Genau betrachtet sind all diese Methoden individuell zentrierte Verfahren, die (bis auf die Systemische Therapie) den einzelnen Menschen in den Mittelpunkt des professionellen Interesses stellen. Störungen im Leben des Einzelnen werden in der Regel als Ausdruck individuell lebensgeschichtlicher Entwicklungen und manchmal auch als Ausdruck einer familiengeschichtlichen Entwicklung verstanden.

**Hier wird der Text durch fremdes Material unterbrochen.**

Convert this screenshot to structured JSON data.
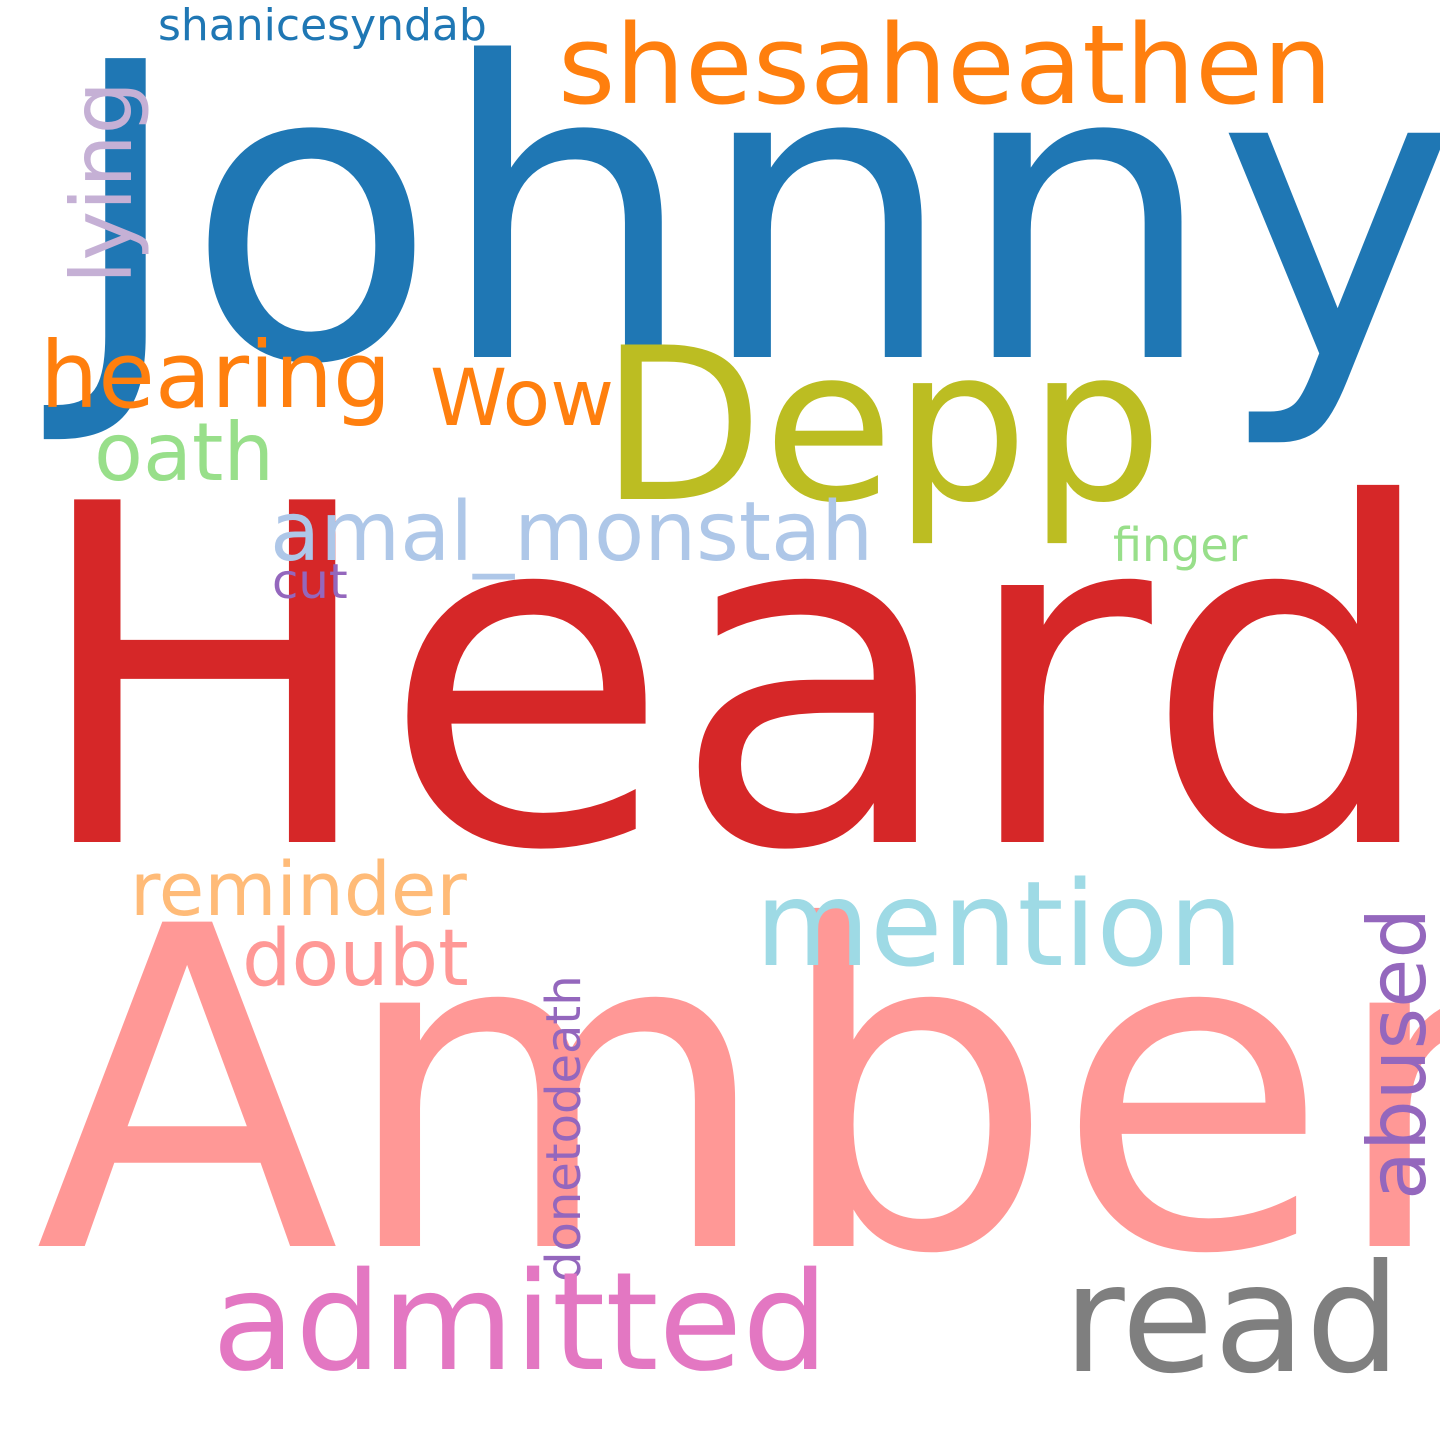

Die Beachtung versus die Nichtbeachtung von Zeitgeschichte in der Lebensgeschichte in der Anwendung etablierter Methoden in Beratung und Therapie erklärt sich einfach und logisch, indem wir die Geschichte dieser Grundlagenverfahren und in theoretischen Begründungen ihrer Verfahren zurate ziehen. Alle Verfahren begründen sich wissenschaftlich mit (weitgehend) individualzentrierten Theorien. Die ICD-10 als zentrales, schulenübergreifend genutztes Diagnosesystem hat dabei eine grundlegende Bedeutung und auch eine „merkwürdige“ Geschichte. Sie hat sich aus der Todesursachenstatistik des Völkerbundes entwickelt, also aus einem wenig dynamischen Teil des Lebens, und wird erst in der Zeitepoche seit dem Zweiten Weltkrieg weltweit als Diagnosesystem für „lebende Menschen“ genutzt.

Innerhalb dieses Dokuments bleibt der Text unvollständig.